The central governments of countries determine criminal jurisdiction for court cases based on their constitutions. In some countries, criminal cases will be heard and decided in a national court, while in most nations, criminal cases will be heard in local courts found in states, provinces and counties. For example, in the United States, the Constitution specifically grants criminal jurisdiction to state and local courts.
The type of criminal action committed has a great deal of influence on which court will have jurisdiction. Criminal acts that directly threaten a national government are most often tried in a national or superior court. In the United States, the Constitution grants authority to federal courts for specific crimes that are national matters. For example, federal courts are responsible for hearing and deciding criminal cases about counterfeiting, treason and criminal activity on the high seas, such as piracy.
Geographic location plays a part in the determination of jurisdiction when a criminal arrest is made. The criminal case will be tried in the court where a criminal is arrested. In the event of concurrent jurisdiction, which is when two or more courts have jurisdiction, the parties involved typically petition to have their case tried in the court which will be most beneficial to them.
In addition to national and local courts having criminal jurisdiction, the International Criminal Court (ICC) has worldwide criminal jurisdiction. Located in The Hague in the Netherlands, the ICC is governed by the Rome Statute, which is the treaty that established the court. The ICC has jurisdiction over the most serious crimes that affect the international community, such as genocide and other crimes against humanity.
The ICC is considered the last resort for prosecution of serious crimes that are of concern to the international community. The ICC will not take action in a situation where a case has been investigated and heard by a national court, unless there is suspicion that the national court proceedings are not genuine. Heads of state, such as Saddam Hussein from Iraq and Hassan Ahmad Al-Bashir from Sudan, have been tried at the ICC for genocide and crimes against humanity.
@BigManCar - This is especially true with all of the joint task forces going on these days for drugs, terrorism, and immigration.
You can have officers from all over Creation on a task force, and they may be under state or federal jurisdiction and be able to arrest anyone they find, no matter where. Especially the federal task forces, since federal criminal jurisdiction extends across the whole country, and sometimes beyond it.
Jurisdiction is one of those things that a lot of "street lawyers" get in trouble with. They will tell a police officer that they can't be arrested or whatever because the officer is out of their jurisdiction, not realizing that there are a lot of variables that can make that not be true.
For example, if a chase starts in a city and continues to another, the chasing officer can usually finish what they started. Also, the county sheriff will sometimes deputize all peace officers in the county, so they have arrest powers no matter what city they are in. And some states given all sworn law enforcement officers a state commission that means they are considered cops anywhere
in the state.
There are even local and state police with federal law enforcement commissions, especially for immigration matters.
So don't think just because you are not in the city named on an officer's uniform that he can't arrest you. Maybe he can't, but maybe he can.

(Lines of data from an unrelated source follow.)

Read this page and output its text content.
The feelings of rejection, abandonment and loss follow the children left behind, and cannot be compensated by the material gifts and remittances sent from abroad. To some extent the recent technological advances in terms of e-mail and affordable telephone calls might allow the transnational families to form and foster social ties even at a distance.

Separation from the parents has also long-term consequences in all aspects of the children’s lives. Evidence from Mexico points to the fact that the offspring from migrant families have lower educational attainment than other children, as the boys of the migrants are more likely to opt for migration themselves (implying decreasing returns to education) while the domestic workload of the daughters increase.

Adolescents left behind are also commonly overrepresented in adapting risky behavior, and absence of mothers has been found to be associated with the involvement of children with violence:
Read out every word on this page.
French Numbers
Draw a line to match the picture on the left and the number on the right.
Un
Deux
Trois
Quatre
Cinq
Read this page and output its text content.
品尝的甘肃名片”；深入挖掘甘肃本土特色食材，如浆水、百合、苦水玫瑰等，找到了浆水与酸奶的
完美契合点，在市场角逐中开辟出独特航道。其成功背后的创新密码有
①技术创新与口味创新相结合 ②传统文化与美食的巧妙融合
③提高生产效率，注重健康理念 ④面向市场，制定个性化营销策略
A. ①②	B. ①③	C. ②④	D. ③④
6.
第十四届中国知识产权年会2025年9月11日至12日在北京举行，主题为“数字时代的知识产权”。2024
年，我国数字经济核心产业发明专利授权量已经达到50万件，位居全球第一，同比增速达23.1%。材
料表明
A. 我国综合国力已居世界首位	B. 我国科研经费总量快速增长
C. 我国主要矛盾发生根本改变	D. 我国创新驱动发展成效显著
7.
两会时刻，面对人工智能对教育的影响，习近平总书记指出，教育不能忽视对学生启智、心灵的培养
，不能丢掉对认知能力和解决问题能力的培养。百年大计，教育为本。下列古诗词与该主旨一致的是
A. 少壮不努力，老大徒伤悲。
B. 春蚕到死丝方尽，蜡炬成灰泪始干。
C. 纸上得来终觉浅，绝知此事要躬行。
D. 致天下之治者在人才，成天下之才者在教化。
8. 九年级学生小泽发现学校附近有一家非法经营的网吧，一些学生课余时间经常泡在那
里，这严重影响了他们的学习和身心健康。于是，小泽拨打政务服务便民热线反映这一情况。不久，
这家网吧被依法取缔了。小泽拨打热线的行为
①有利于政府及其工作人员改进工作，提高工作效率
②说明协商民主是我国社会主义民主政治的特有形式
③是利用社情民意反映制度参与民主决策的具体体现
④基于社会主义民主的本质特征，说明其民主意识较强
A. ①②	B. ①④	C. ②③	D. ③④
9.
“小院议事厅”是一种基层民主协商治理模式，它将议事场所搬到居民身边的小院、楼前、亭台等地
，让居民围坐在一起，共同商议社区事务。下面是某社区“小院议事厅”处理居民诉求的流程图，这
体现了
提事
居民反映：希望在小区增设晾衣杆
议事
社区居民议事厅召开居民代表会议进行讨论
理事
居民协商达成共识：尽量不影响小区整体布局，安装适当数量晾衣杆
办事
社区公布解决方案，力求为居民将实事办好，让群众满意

When I think of jurisdiction, I always think of those old movies where the criminals are running away from the police in a car, and they cross the state line, and the cops just turn around and let them go.
Somehow I don't think it would work that way. Especially not now. You'd get to the state line and half of the adjoining state would be waiting for you.
I always liked those movies though. Seemed like you were rooting for the "little guy" to make it there and get away, even if you would not want that kind of person running around loose in real life.